L’analisi del sentiment digitale, basata su un campione di 44.217 recensioni raccolte nel 2025, rivela una maturità gestionale straordinaria delle strutture toscane. Il picco dell'NPS: Il Net Promoter Score ha raggiunto il valore record di 69,2, il dato più alto dell’ultimo quinquennio. Questo indice riflette non solo la soddisfazione, ma la fedeltà degli ospiti e la loro volontà di farsi promotori attivi del territorio. Internazionalizzazione dei feedback: il 2025 segna il sorpasso storico delle recensioni straniere su quelle italiane. Oltre il 60% dei commenti (23.964 feedback) proviene da turisti internazionali, a fronte di una contrazione del 20% dei volumi di recensioni dal mercato domestico.    

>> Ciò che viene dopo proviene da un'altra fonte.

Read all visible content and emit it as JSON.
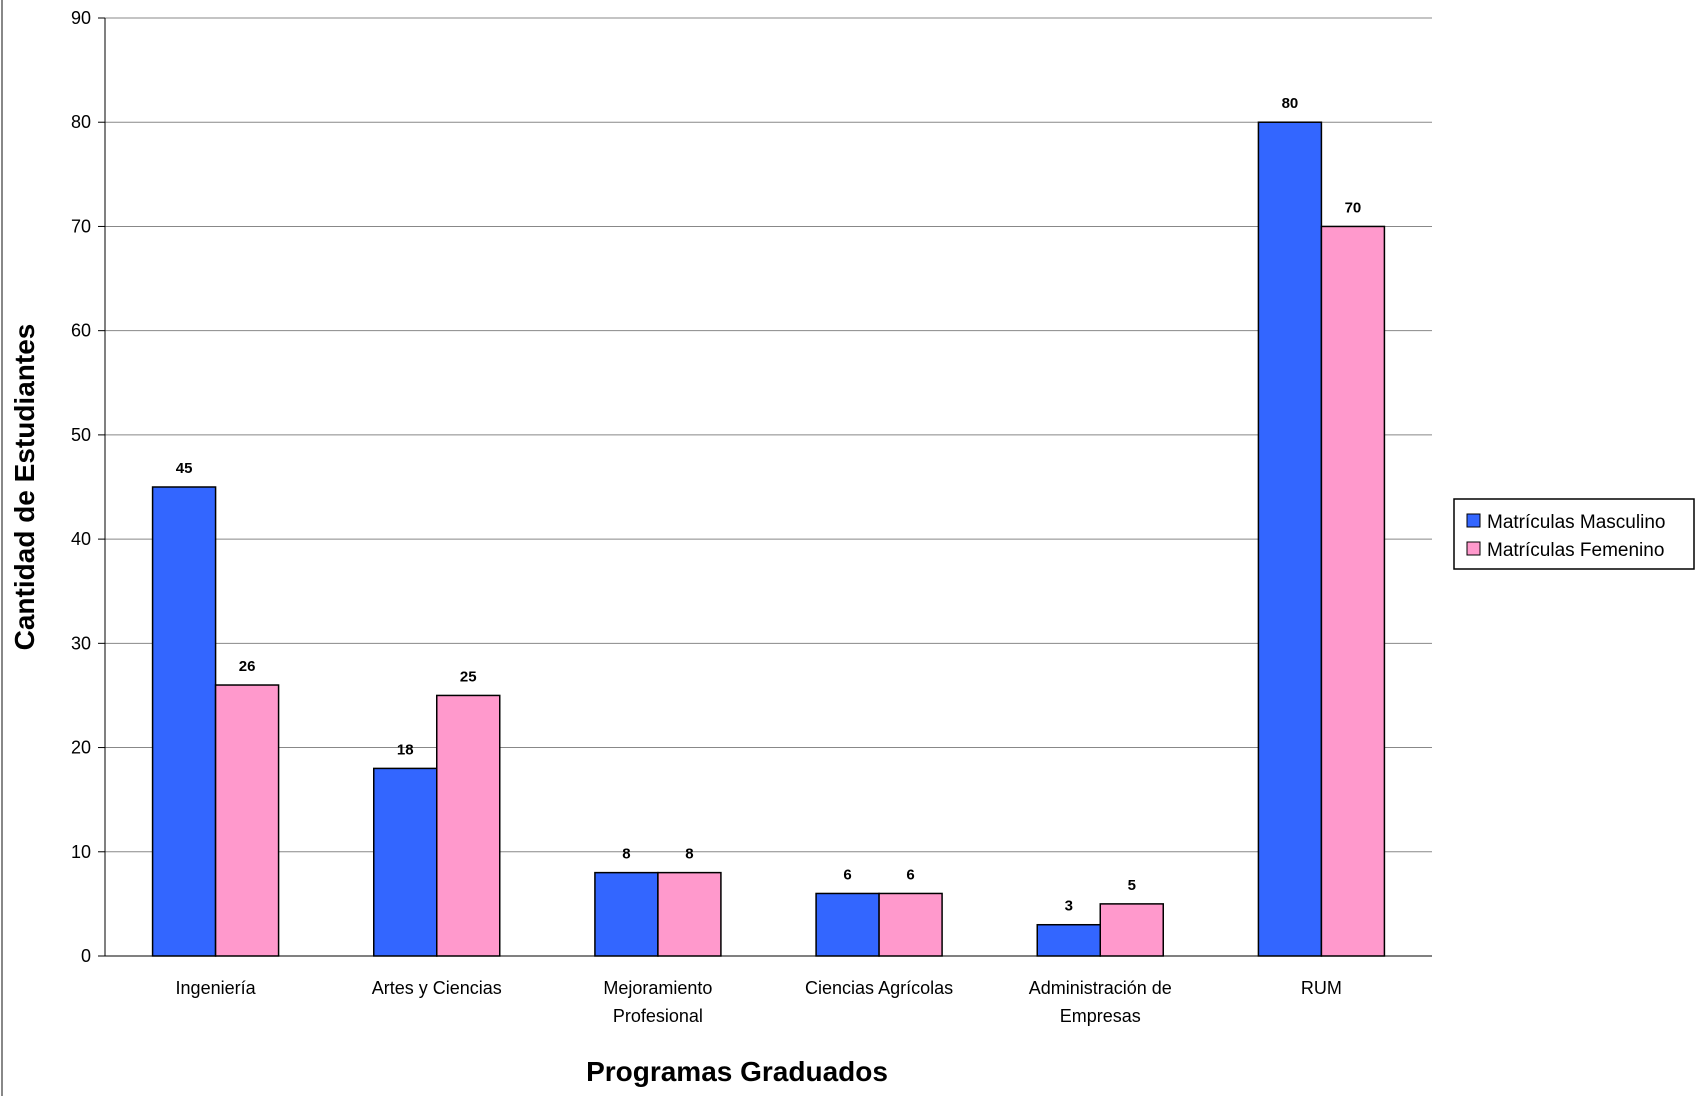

Identikit del mercato: Germania e Paesi Bassi in prima fila

L'analisi dettagliata dei mercati conferma la centralità della Germania, primo mercato estero con il 39,6% delle presenze straniere (1,8 milioni di notti). Seguono i Paesi Bassi (22,1%), i cui turisti si distinguono per la fedeltà e la durata del soggiorno, con una media record di 7,9 notti per vacanza. Sul fronte nazionale, la Toscana rimane il primo mercato di riferimento per i residenti (44,4%), a testimonianza di un forte legame con il proprio territorio.    

Prospettive 2026: verso un turismo consapevole e di prossimità

Le proiezioni per la stagione 2026 indicano una crescita stimata tra il +1,4% e il +1,8%. In un contesto macroeconomico complesso, caratterizzato da incertezze geopolitiche e rincari dei trasporti, il modello Open Air si candida a soluzione vincente. Il "turismo di prossimità", la possibilità di utilizzare mezzi propri, la gestione flessibile del budget e, soprattutto, il desiderio di una vacanza sicura, immersa nella natura e sostenibile, pongono i campeggi e i villaggi toscani in una posizione di netto vantaggio competitivo per il prossimo futuro.

Le prospettive del settore

In un contesto macroeconomico ancora incerto, segnato da inflazione e aumento dei costi di trasporto, il turismo open air si conferma dunque un modello resiliente e competitivo. La possibilità di contenere la spesa, la flessibilità organizzativa e la crescente attenzione alla sostenibilità ambientale rendono campeggi e villaggi una scelta sempre più strategica. Le prospettive per il 2026 indicano infatti una crescita compresa tra l’1,4% e l’1,8%, sostenuta anche dal rafforzamento del turismo di prossimità e dalla ricerca di esperienze all’aria aperta, in contesti meno affollati. Un trend che potrebbe consolidare ulteriormente il ruolo dell’open air come pilastro dell’economia turistica toscana.

La soddisfazione di Faita

“I risultati del 2025 confermano la forza e l’attrattività del turismo open air in Toscana, che oggi rappresenta quasi un terzo della capacità ricettiva regionale. Il record di gradimento, con un NPS di 69,2, premia la qualità del lavoro dei nostri imprenditori e una crescente proiezione internazionale, soprattutto nei mercati tedesco e olandese” sottolinea Claudio Galassi, presidente FAITA Toscana.

“La Toscana crede molto in questo segmento turistico – conclude il presidente della Regione Toscana Eugenio Giani - La costa resta il punto di forza, ma si sta ritagliando una dimensione sempre più interessante il turismo open air nelle aree della Toscana diffusa, una visione che si integra perfettamente proprio per le caratteristiche dei piccoli borghi e delle aree meno affollate”.